Scientists Create Material That Makes Salty Water Safe To Drink

A new innovation that can convert salty seawater into safe, clean drinking water has the potential to transform millions of lives across the globe.

Australian researchers and scientists are using metal-organic framework compounds (or MOFs) together with sunlight to purify water in just half an hour, using a process that’s more efficient than existing techniques.

It’s cheap, it’s stable, it’s reusable, and it produces water that meets the World Health Organisation (WHO) standards for desalination. Around 139.5 litres (nearly 37 gallons) of clean water can be produced per day from a kilogram (2.2 pounds) of MOF material, based on early testing.

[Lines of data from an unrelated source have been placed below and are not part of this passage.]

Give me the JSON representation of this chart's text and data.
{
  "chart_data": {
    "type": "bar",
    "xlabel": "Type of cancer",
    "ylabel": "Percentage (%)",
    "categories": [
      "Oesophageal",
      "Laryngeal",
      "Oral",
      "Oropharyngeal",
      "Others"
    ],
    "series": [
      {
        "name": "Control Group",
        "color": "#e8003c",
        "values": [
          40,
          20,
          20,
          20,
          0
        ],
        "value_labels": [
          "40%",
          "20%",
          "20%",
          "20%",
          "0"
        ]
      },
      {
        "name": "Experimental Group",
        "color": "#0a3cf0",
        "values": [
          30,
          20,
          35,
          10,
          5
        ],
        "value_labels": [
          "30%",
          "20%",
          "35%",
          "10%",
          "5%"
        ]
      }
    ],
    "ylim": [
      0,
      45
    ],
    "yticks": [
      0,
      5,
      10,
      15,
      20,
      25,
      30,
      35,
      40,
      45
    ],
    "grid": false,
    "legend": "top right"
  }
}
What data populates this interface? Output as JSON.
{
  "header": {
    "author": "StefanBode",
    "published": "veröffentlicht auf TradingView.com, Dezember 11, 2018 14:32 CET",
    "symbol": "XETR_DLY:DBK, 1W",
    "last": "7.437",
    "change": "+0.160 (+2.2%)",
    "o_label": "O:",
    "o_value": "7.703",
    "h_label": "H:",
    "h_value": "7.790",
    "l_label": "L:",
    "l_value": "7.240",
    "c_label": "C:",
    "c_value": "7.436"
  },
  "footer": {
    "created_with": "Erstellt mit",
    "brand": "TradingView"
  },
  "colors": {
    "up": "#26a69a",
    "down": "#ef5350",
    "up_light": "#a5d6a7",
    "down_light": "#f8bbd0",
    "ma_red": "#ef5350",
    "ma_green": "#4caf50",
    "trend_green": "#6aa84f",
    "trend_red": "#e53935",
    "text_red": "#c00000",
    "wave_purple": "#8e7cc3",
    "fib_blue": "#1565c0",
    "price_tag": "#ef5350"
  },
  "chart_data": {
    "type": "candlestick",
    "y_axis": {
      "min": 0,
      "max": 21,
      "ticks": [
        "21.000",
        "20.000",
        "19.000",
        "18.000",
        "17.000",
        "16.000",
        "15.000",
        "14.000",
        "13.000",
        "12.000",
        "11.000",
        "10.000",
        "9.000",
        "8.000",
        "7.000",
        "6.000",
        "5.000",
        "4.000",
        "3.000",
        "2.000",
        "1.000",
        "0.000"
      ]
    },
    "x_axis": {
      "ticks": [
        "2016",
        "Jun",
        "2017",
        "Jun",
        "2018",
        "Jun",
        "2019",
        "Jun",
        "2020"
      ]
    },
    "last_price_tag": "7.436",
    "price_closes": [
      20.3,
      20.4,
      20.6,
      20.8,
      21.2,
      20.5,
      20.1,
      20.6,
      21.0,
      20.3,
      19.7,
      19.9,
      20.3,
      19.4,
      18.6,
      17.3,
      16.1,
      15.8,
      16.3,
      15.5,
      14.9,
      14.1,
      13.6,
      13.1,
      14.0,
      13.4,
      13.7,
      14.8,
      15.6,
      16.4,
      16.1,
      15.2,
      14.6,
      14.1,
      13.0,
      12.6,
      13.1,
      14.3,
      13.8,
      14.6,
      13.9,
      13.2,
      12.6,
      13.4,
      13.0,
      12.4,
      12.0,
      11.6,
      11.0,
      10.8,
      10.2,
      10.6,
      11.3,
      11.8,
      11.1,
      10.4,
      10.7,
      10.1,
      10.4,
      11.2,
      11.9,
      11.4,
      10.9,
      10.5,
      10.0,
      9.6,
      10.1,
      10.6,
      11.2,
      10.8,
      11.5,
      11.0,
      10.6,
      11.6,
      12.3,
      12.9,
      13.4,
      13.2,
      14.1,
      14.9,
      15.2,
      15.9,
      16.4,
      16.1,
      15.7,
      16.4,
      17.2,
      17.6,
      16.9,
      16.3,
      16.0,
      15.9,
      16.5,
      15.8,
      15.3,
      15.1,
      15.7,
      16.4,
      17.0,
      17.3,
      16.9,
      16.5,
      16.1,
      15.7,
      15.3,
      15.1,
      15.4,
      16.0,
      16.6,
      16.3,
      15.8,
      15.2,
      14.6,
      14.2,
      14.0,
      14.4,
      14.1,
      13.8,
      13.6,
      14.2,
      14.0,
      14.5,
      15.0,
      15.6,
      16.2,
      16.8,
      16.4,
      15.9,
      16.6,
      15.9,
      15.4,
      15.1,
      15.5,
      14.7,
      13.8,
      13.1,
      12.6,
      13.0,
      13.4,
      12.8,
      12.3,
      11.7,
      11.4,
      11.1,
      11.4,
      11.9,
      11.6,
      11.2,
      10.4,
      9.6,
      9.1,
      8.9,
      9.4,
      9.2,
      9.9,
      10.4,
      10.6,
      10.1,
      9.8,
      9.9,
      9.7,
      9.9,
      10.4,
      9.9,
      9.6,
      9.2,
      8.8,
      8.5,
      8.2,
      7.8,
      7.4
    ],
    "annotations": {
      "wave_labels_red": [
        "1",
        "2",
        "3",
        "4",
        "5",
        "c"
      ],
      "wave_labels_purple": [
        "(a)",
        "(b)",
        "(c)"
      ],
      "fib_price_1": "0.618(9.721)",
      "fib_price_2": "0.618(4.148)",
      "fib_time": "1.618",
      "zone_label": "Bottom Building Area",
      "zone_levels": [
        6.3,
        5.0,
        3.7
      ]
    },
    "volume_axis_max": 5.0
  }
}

After just four minutes of exposure to sunlight, the material releases all of the salt ions it’s soaked up from the water and is ready to be used again. The team behind the new process says it provides several upgrades over existing desalination methods.

Chemical engineer Huanting Wang from Monash University told Science Alert: “Thermal desalination processes by evaporation are energy-intensive, and other technologies, such as reverse osmosis, have a number of drawbacks, including high energy consumption and chemical usage in membrane cleaning and dechlorination.”

“Sunlight is the most abundant and renewable source of energy on Earth. Our development of a new adsorbent-based desalination process through the use of sunlight for regeneration provides an energy-efficient and environmentally-sustainable solution for desalination.”